Шрифт:
Интервал:
Закладка:
Пока Никита раздумывал, что означает странное распоряжение хана и какая его ожидает награда, возвратился букаул, таща за руку стройную и красивую девушку.
— Твой бакшиш[129]— сказал он, ставя ее перед изумленным Никитой. — Твой новый господин, — добавил он, обращаясь к перепуганной насмерть девушке.
— Как же так? — растерянно промолвил Никита, не сразу обретая дар речи. — На бакшиш мне живую девку?!
— У нас такой обычай, — сказал Мубарек-ходжа. — Победитель в борьбе получает в награду молодую рабыню. Только не каждому достается такая красивая, как тебе.
— Да мне ничего не надобно, великий хан, — поспешно сказал Никита. — Разве же я для того боролся? Просто хотел потешить твою ханскую милость и уже сверх меры награжден похвалою твоей!
— Ты заслужил и похвалу, и женщину, — благосклонно промолвил хан. — Бери же ее, а коли эта тебе не по душе, букаул покажет других — выбирай любую!
— Да что я с нею делать-то стану?! — с отчаянием в голосе воскликнул Никита, покраснев до корней волос. Все кругом засмеялись. Улыбнулся и Мубарек.
— Что хочешь, то и делай, — невозмутимо пояснил букаул. — Она теперь совсем твоя. Ты ее господин и хозяин.
— Ну, уж коли ты беспременно решил наградить меня, великий хан, нельзя ли мне что-нибудь иное? — попросил Никита. — К примеру, хорошего коня под мой рост?
— Да за эту женщину тебе десять коней дадут! — сказал удивленный букаул.
— Мне столько не надобно. А девку эту лучше бы отдать тому борцу. Ведь коли бы я тут не случился, она бы все одно ему досталась.
— Ну, этот курдюк пусть благодарит Аллаха за то, что я ему жизнь оставил, — снова помрачнев, сказал хан. — Отведи женщину назад, — добавил он, обращаясь к букаулу, — а русскому богатырю дашь из моих табунов двух коней по его выбору и к ним приличные седла.
С этими словами Мубарек тронул плетью своего коня и в сопровождении всей свиты поскакал к шатрам.
— Вот дела! — промолвил Никита, когда они остались вдвоем с Василием. — Чуть не оженили меня, басурманы проклятые!
— Ну и что? — смеясь, ответил Василий. — Вот бы и ладно. Не пойму я, чего ты закобенился? Девка была — писаная красавица.
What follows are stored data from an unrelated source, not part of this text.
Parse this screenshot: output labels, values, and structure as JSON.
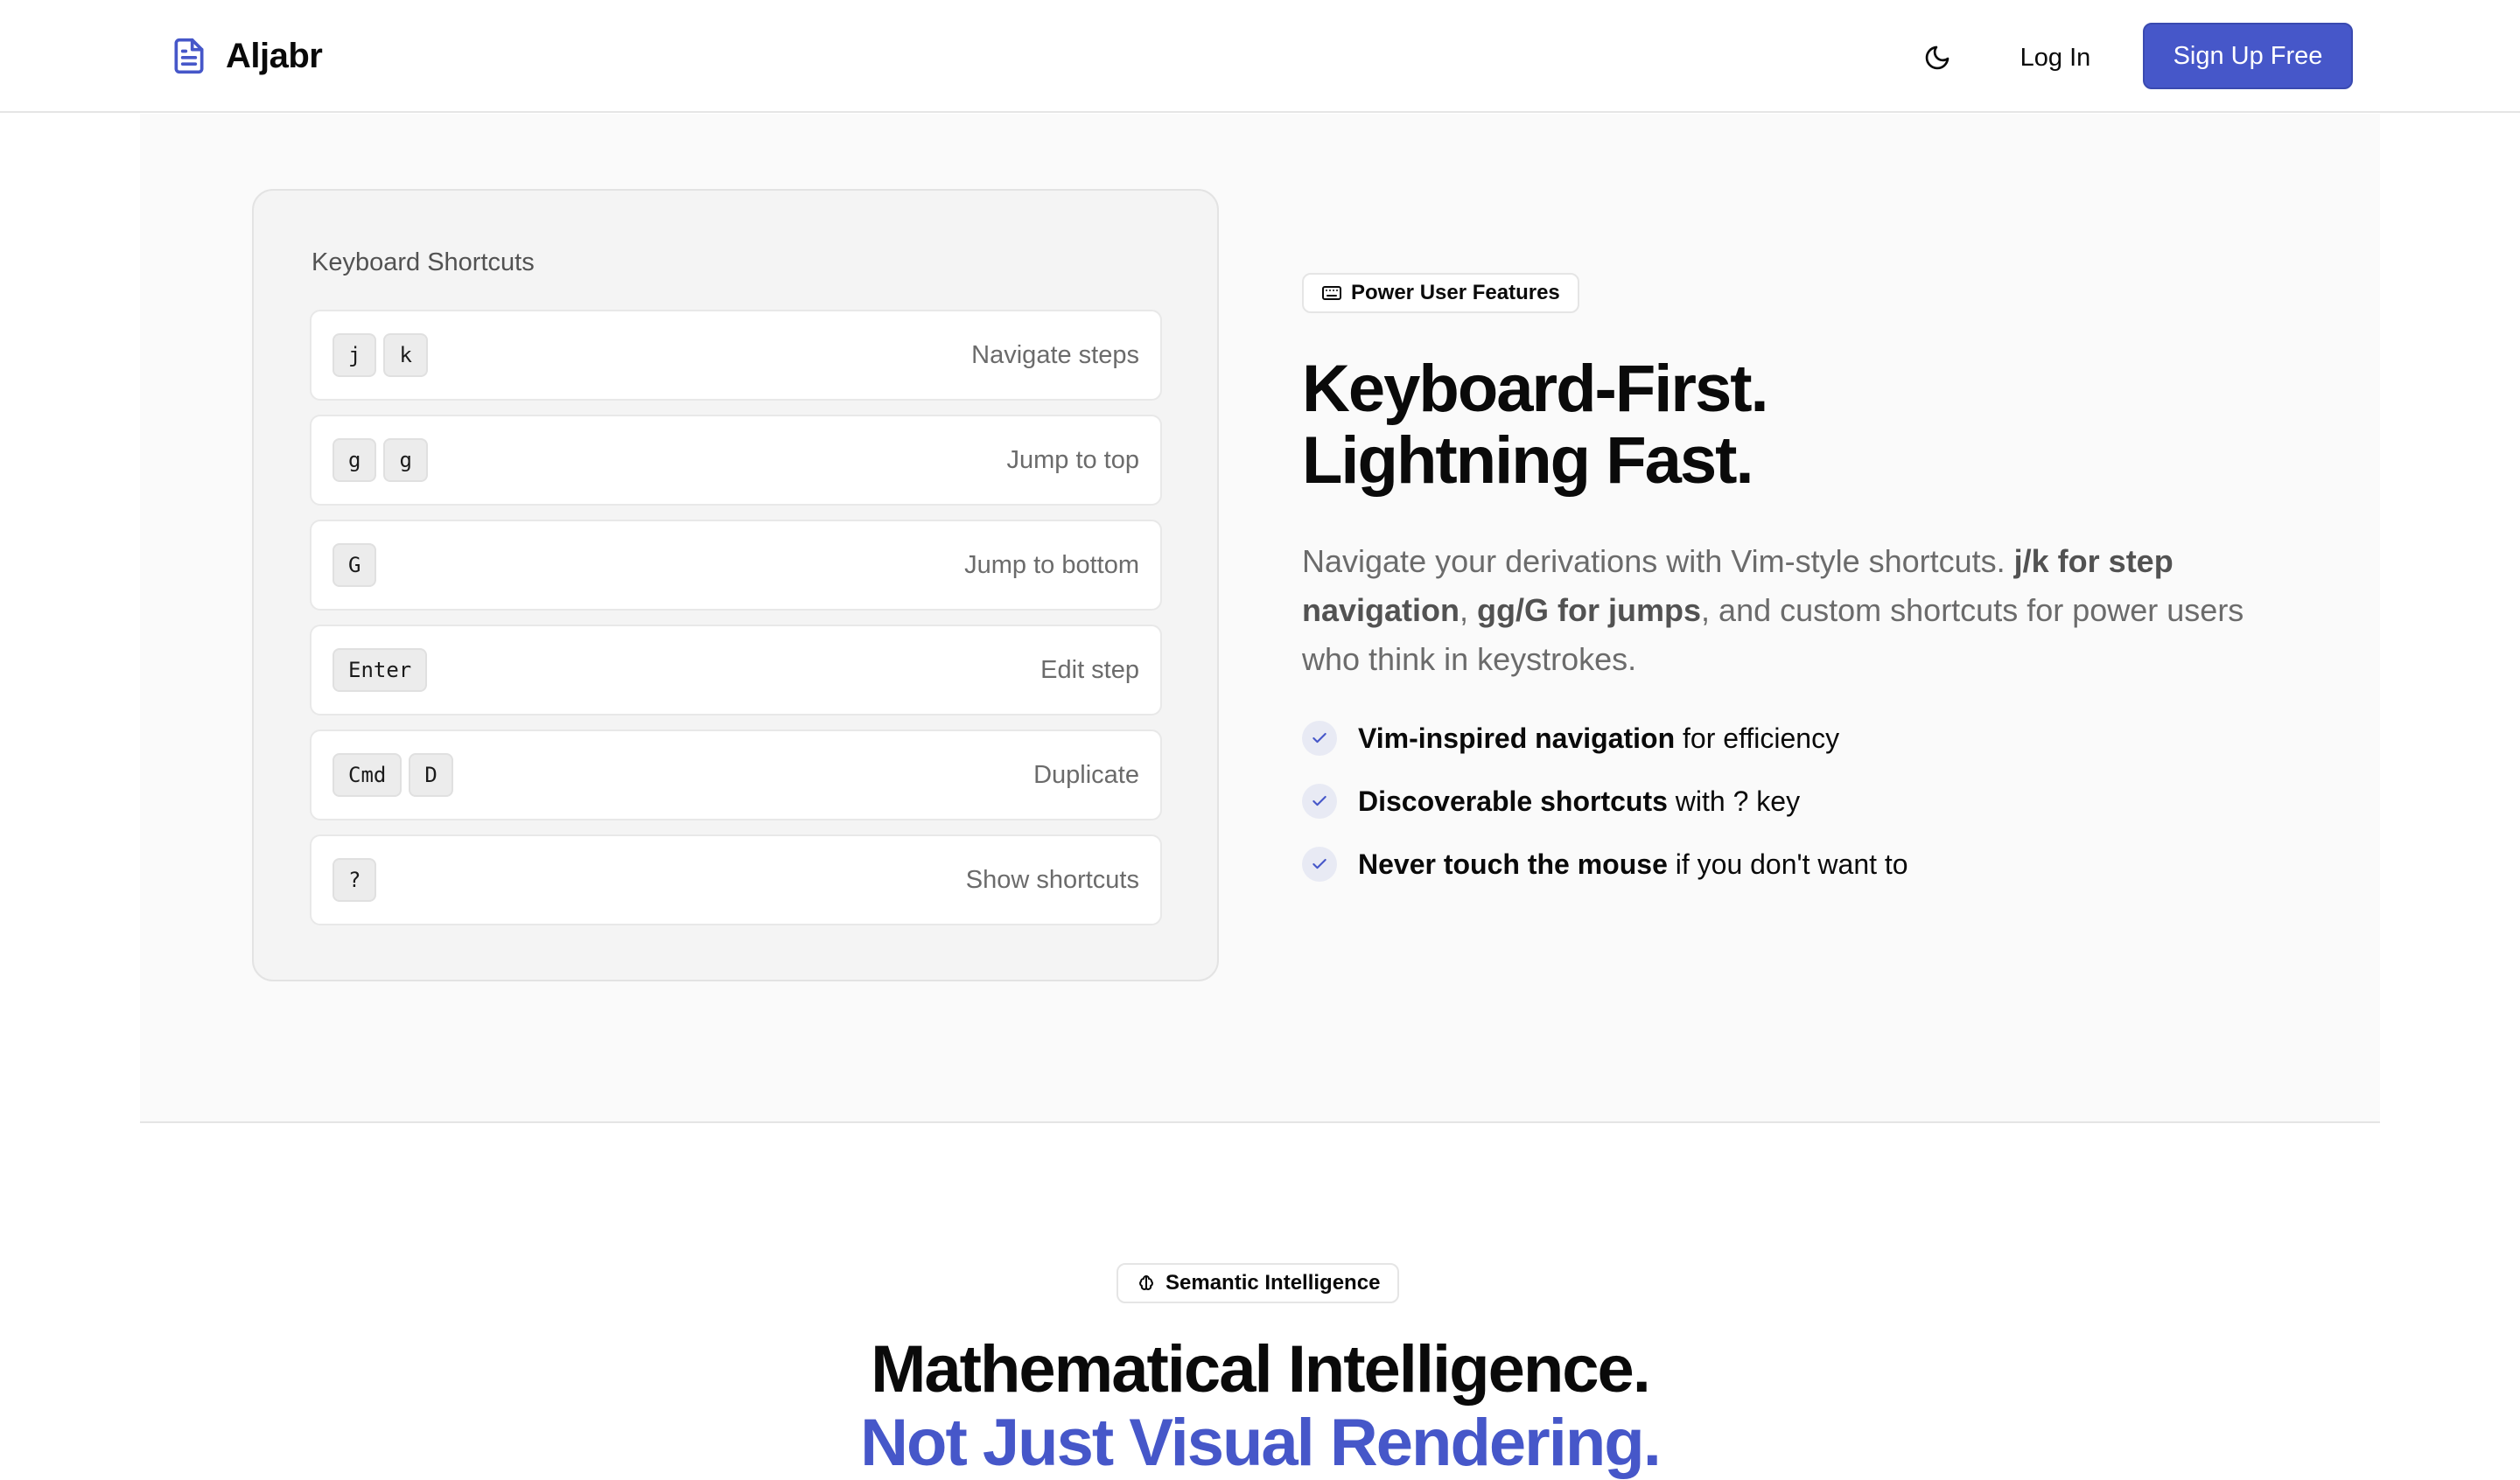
{
  "brand": {
    "name": "Aljabr",
    "accent_color": "#4657c9",
    "icon": "document-icon"
  },
  "nav": {
    "theme_icon": "moon-icon",
    "login_label": "Log In",
    "signup_label": "Sign Up Free"
  },
  "shortcuts_card": {
    "title": "Keyboard Shortcuts",
    "rows": [
      {
        "keys": [
          "j",
          "k"
        ],
        "label": "Navigate steps"
      },
      {
        "keys": [
          "g",
          "g"
        ],
        "label": "Jump to top"
      },
      {
        "keys": [
          "G"
        ],
        "label": "Jump to bottom"
      },
      {
        "keys": [
          "Enter"
        ],
        "label": "Edit step"
      },
      {
        "keys": [
          "Cmd",
          "D"
        ],
        "label": "Duplicate"
      },
      {
        "keys": [
          "?"
        ],
        "label": "Show shortcuts"
      }
    ]
  },
  "feature": {
    "badge": "Power User Features",
    "badge_icon": "keyboard-icon",
    "headline_line1": "Keyboard-First.",
    "headline_line2": "Lightning Fast.",
    "lead": {
      "part1": "Navigate your derivations with Vim-style shortcuts. ",
      "bold1": "j/k for step navigation",
      "part2": ", ",
      "bold2": "gg/G for jumps",
      "part3": ", and custom shortcuts for power users who think in keystrokes."
    },
    "bullets": [
      {
        "bold": "Vim-inspired navigation",
        "rest": " for efficiency"
      },
      {
        "bold": "Discoverable shortcuts",
        "rest": " with ? key"
      },
      {
        "bold": "Never touch the mouse",
        "rest": " if you don't want to"
      }
    ]
  },
  "next_section": {
    "badge": "Semantic Intelligence",
    "badge_icon": "brain-icon",
    "headline_line1": "Mathematical Intelligence.",
    "headline_line2": "Not Just Visual Rendering."
  }
}
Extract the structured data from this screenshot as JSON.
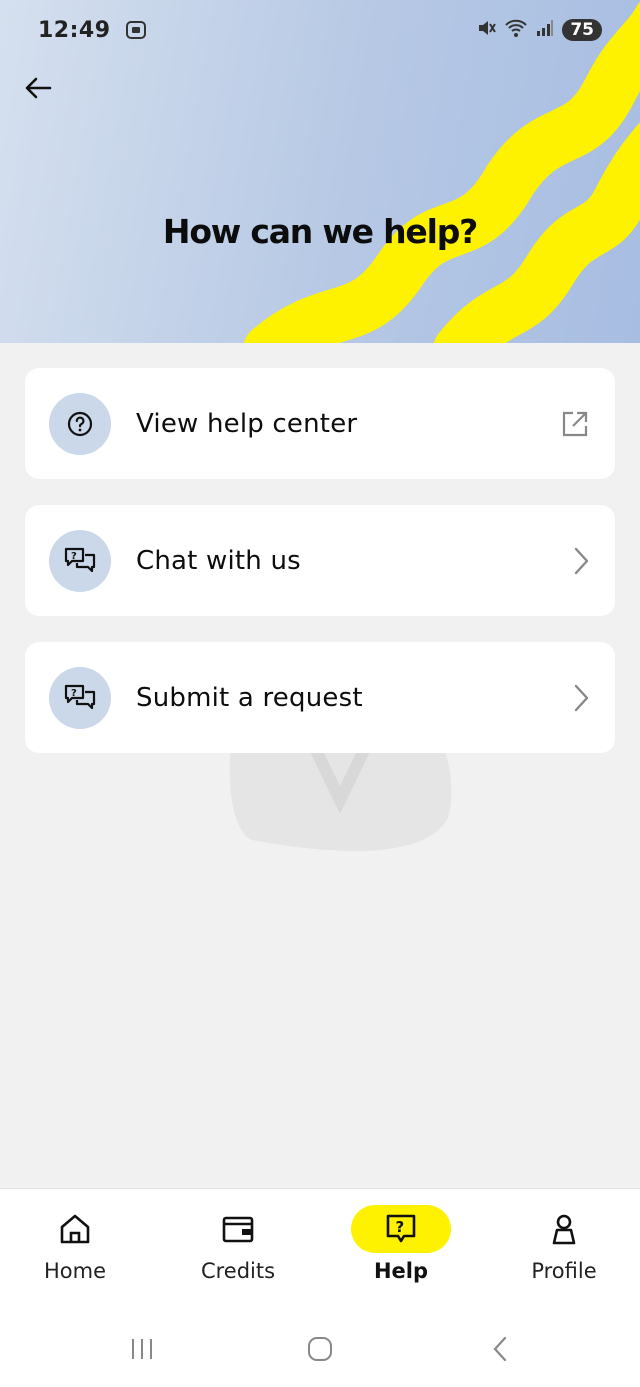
{
  "status_bar": {
    "time": "12:49",
    "battery": "75",
    "icons": [
      "screenshot-icon",
      "mute-icon",
      "wifi-icon",
      "signal-icon"
    ]
  },
  "header": {
    "title": "How can we help?",
    "back_icon": "arrow-left-icon",
    "wave_color": "#fff200"
  },
  "menu": [
    {
      "label": "View help center",
      "icon": "question-circle-icon",
      "trail_icon": "external-link-icon"
    },
    {
      "label": "Chat with us",
      "icon": "chat-bubbles-icon",
      "trail_icon": "chevron-right-icon"
    },
    {
      "label": "Submit a request",
      "icon": "chat-bubbles-icon",
      "trail_icon": "chevron-right-icon"
    }
  ],
  "bottom_nav": {
    "active": "Help",
    "items": [
      {
        "label": "Home",
        "icon": "home-icon"
      },
      {
        "label": "Credits",
        "icon": "wallet-icon"
      },
      {
        "label": "Help",
        "icon": "help-square-icon"
      },
      {
        "label": "Profile",
        "icon": "person-icon"
      }
    ]
  },
  "system_nav": [
    "recents-button",
    "home-button",
    "back-button"
  ],
  "colors": {
    "accent": "#fff200",
    "header_bg": "#b6c8e4",
    "icon_circle": "#cbd8ea",
    "page_bg": "#f1f1f1"
  }
}
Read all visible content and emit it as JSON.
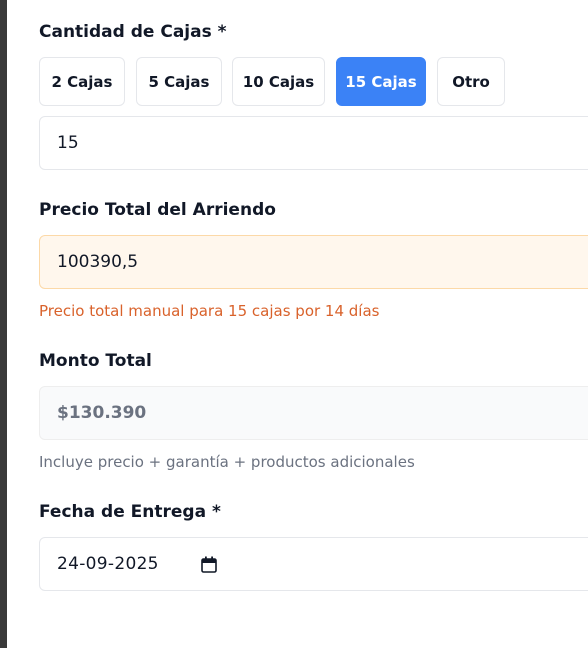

— Тебе всё шутки, князь, — пробурчал Никита, внезапно помрачнев.
— Что же мне, плакать? Ну и молодец ты, Никитушка, — показал им святую Русь! Дай обниму тебя… Эк ты его здорово вверх копытами вздернул!
— Хоть то до́бро, что не попустил Господь осрамиться, — скромно ответил Никита.
— Знал я, что ты одолеешь, а все же как кинулся на тебя тот бугай, у меня аж сердце зашлось! Чай, силища в нем страшная?
— Он меня не силою, а смрадом своим едва не свалил. Поверишь, как схватился я с ним в обнимку, так сразу и выпустил: разит от него, как от матерого козла, индо дух у меня захлестнуло!
— Да им благоухать не с чего, — хохоча, ответил Василий. — В баню, чай, от рождения до смерти не ходят, к тому же николи не раздеваются! Ну, Бог с ними. Слава Христу, все сошло ладно, еще и пару коней ты заработал!
— Оно так, да все же связываться с ними не стоило. Хан хотя и не кажет вида, а зуб на нас, поди, затаил. Да и тому оглоеду в темном углу теперь не попадайся.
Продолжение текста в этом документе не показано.